Aún arropado en mi infelicidad, me siento a observarlo. El hombre emana, la tierra lo va expulsando con gemidos inaudibles. Tanto deseé el fin de los tiempos, que, ahora que llega, parece un evento más de mi vida apagada. La única complicación de este proceso es resurrección de los muertos. Qué haría ese hombre enterrado allí. Cuántos más saldrían.
No me acerco a ayudarlo. Tal vez el miedo, o más bien el simple y puro desgano. Me jacto de que mi depresión es perfecta. Perfecta. Una sensación ubicua que me sigue empujando a la vida. Soy un suicida con vida. Por lo menos, en eso no he fracasado. El hombre ensaya una incorporación, un movimiento de piernas. Está desnudo, está sucio. Me mira, y le señalo la canilla, la manguera con la que riego el jardín. Mueve la cabeza. Se nota que no sabe qué hacer. Por lo pronto se sienta. Con una mano acaricia el copete anaranjado. Mi perro sale de algún lado y va a olfatearlo. Le ronda las piernas, le apoya las patas en el hombro para olfatear su larga cabellera. El hombre permanece inmóvil, y, en ese gesto que es un no gesto definitorio, nos hermanamos.
Comienzan a escucharse gritos tras las medianeras. Noto que el barrio se ha revolucionado. De los balcones de las infinitas torres cuelgan las gentes aterradas. Todos miran hacia abajo, hacia la calle, que imagino poblada de seres desnudos. Algunos señalan hacia allá, otros toman fotografías. Maldito este calor, por lo menos podría reírme de mis congéneres cubierto por mi pullover violeta. Nunca he querido abandonar mi jardín, mi casa. En la ciudad ya no hay casas, pronto ya no habrá nada.
Me levanto. Camino hacia la calle. El perro viene tras de mí. Y luego el hombre desnudo. Me apoyo en el tronco de mi árbol, el único que queda en esta vereda. Porque el progreso no ha querido árboles, los ha canjeado por las torres. Desde allí siento la brisa caliente, y veo cómo todo se va apagando. Hay un zumbido en nuestro cerebro, tomo conciencia de él a medida que la electricidad va desapareciendo. Los cables se vacían de energía y quedan como los meros cabellos de una ciudad condenada. El hombre camina hacia la esquina. Se acerca a un brazo que lucha. Un resucitado ha quedado atrapado en el asfalto.
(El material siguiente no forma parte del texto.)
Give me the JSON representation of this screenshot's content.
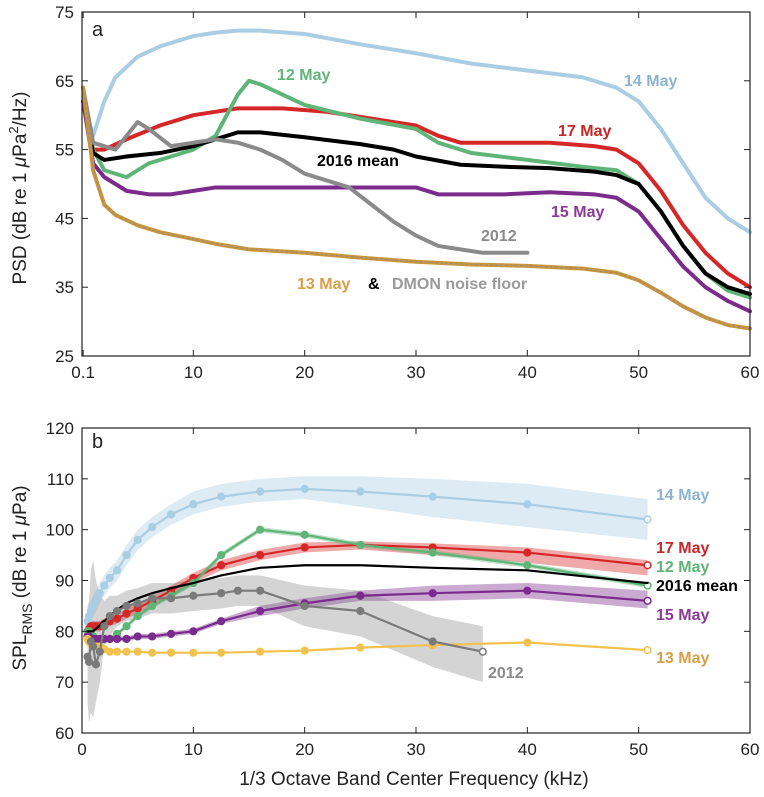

Regreso a mi jardín con paso lento. Observo las plantas. Los rosales se están secando, los caracoles se están comiendo las azaleas. Arranco el copete anaranjado que el hombre ha acariciado. Me percato de que hay más ojos observándome. En mi propia casa. Niños, mujeres, hombres, han salido de la tierra. Y lo siguen haciendo. Abro la canilla, algo de agua le da vida a la manguera. Algunos se acercan a beber, otros se frotan sus cuerpos.
Pronto, todos seremos juzgados. Es el momento justo para irme. Dejo la flor en el suelo. Paso delante de los resucitados. Ni siquiera cargan en sus ojos la sorpresa. Camino hacia el baño. Cierro la tapa, y me siento sobre el inodoro. Observo los azulejos blancos, que tantas veces conté. Conozco cada una de sus imperfecciones. Saco la navaja del bolsillo del pantalón, me abro las muñecas en canal. Antes de cerrar los ojos, me doy cuenta de que no sale mucha sangre. No importa. Sólo busco el frío.
Un brazo me rodea la espalda. Hace fuerza para levantarme. El hombre, aún sucio y desnudo, ha regresado a mi jardín, ha entrado a mi casa. Me apoyo en él para caminar. No se ve a nadie en la casa, tampoco en la calle. Otra vez los balcones se presentan vacíos. Más allá, en la avenida, multitudes caminan. Un mar de cabezas, una ondulante pampa de seres. Al fondo, sobre una tarima brutal, el estrado. Los juicios ya han comenzado. Nos están separando. Una voz sombría y portentosa repite su letanía: “Desde hoy, queda abolida la muerte”. La suma de todos mis fracasos termina por causarme risa. Pero no tanta como para morirme.